Il nostro ordinamento giuridico, nell'individuare le tutele rispetto ai licenziamenti illegittimi, stabilisce che la reintegrazione, ove prevista, possa essere sostituita, a scelta del lavoratore, da un'indennità sostitutiva.
A tale proposito, la Corte di cassazione (sezione lavoro, 13 ottobre 2020, n. 22063) ha precisato che la scelta di una delle due prestazioni, una volta effettuata, diviene irrevocabile e per il lavoratore illegittimamente licenziato non è più possibile tornare sui propri passi. Di conseguenza, se il dipendente opta per l'indennità, egli rinuncia alla prestazione alternativa e tale opzione determina la definitiva risoluzione del rapporto di lavoro. Allo stesso modo, se il lavoratore riprende il proprio servizio, con tale comportamento manifesta una volontà che risulta incompatibile con la rinuncia alla prosecuzione del rapporto in favore dell'indennità.
Del resto, diversamente opinando, il rapporto di lavoro rimarrebbe perennemente in un inammissibile stato di incertezza circa la sua stabilità, che graverebbe in maniera esagerata sugli interessi del datore di lavoro, il quale, in base alla scelta del lavoratore (al quale è evidentemente attribuita una posizione di vantaggio), abbia predisposto una certa organizzazione aziendale o la abbia mantenuta.
Oltretutto, tale conclusione resta valida anche nel caso in cui la scelta sia stata compiuta dopo la pronuncia di primo grado, ma quest'ultima sia stata impugnata. Si tratta, infatti, dell'esercizio di un diritto potestativo attraverso un atto negoziale autonomo, il quale determina che la preferenza, una volta esercitata, è irreversibile e consuma il diritto di opzione in via definitiva.

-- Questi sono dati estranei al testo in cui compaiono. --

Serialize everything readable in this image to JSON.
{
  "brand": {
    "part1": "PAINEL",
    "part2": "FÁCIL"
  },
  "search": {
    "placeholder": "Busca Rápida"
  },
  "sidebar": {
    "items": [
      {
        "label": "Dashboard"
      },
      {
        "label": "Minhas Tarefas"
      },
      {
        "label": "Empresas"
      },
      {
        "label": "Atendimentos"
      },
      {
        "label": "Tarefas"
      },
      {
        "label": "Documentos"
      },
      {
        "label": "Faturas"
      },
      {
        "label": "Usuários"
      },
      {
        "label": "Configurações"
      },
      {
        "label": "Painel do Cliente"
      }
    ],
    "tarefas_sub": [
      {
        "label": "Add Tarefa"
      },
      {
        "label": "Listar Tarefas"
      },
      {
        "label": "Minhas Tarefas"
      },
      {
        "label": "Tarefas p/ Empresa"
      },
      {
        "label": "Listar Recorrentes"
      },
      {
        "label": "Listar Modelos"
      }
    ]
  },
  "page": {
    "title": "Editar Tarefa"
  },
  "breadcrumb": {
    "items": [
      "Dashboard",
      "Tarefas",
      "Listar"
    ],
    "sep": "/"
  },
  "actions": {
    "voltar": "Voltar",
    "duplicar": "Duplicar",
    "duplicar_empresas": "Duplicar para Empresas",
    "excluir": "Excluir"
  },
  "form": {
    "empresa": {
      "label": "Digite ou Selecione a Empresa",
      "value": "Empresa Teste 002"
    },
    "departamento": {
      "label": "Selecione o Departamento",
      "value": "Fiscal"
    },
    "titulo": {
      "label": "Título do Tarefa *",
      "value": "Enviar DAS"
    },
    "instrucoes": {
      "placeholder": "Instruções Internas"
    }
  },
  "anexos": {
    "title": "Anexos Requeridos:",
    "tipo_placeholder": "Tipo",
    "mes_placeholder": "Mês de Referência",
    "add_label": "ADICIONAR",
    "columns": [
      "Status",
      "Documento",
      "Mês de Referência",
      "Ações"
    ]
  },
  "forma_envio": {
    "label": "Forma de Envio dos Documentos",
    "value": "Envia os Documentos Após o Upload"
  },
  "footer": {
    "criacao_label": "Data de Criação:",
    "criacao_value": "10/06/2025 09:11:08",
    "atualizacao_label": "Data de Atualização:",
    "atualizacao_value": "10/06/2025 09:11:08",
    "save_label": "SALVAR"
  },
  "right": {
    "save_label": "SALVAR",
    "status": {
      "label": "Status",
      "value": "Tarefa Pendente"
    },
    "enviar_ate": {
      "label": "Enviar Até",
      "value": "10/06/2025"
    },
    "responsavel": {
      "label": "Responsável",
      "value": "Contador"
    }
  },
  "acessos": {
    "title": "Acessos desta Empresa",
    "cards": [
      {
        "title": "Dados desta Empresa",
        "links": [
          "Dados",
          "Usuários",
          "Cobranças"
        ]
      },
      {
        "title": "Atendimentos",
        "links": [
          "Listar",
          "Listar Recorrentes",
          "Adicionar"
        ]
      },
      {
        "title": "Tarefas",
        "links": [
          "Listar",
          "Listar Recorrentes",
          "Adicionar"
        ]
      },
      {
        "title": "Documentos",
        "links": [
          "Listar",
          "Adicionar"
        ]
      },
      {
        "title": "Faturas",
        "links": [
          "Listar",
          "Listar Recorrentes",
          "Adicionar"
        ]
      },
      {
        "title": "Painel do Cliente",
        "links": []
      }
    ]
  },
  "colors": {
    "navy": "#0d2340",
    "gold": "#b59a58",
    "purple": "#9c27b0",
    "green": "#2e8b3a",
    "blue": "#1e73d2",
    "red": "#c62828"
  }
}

Insomma: una volta operata la scelta, come precisato dal giudice del merito nelle argomentazioni integralmente riprese dalla Corte di cassazione, si determina la cosiddetta "concentrazione". Si tratta, in sostanza, del fenomeno in forza del quale l'alternativa è risolta, viene determinata l'unica prestazione e le altre si eliminano e che produce quindi l'effetto di «estromettere dall'obbligazione tutte le altre prestazioni, con esclusione di quella su cui la concentrazione è caduta».
Più in generale, in merito alla natura dell'indennità sostitutiva, dalla pronuncia della Cassazione emerge che la stessa nasce come istituto processuale per evolversi in istituto sostanziale nel momento in cui si sgancia dall'ordine di reintegrazione. In ogni caso, resta sempre legata al processo e dall'opzione del lavoratore per la stessa non può desumersi la sua equivalenza a un'indennità per recesso per dimissioni per giusta causa.
In definitiva, quindi, vi è un collegamento inscindibile tra la pronuncia giudiziale che decreta l'illegittimità del licenziamento e il diritto potestativo del lavoratore di chiedere l'indennità sostitutiva.
Tale diritto, una volta esercitato, produce degli effetti sostanziali che devono ritenersi irreversibili in quanto da essi deriva l'estinzione del rapporto di lavoro e la definitiva liberazione del datore di lavoro dall'obbligo di reintegrare il dipendente licenziato.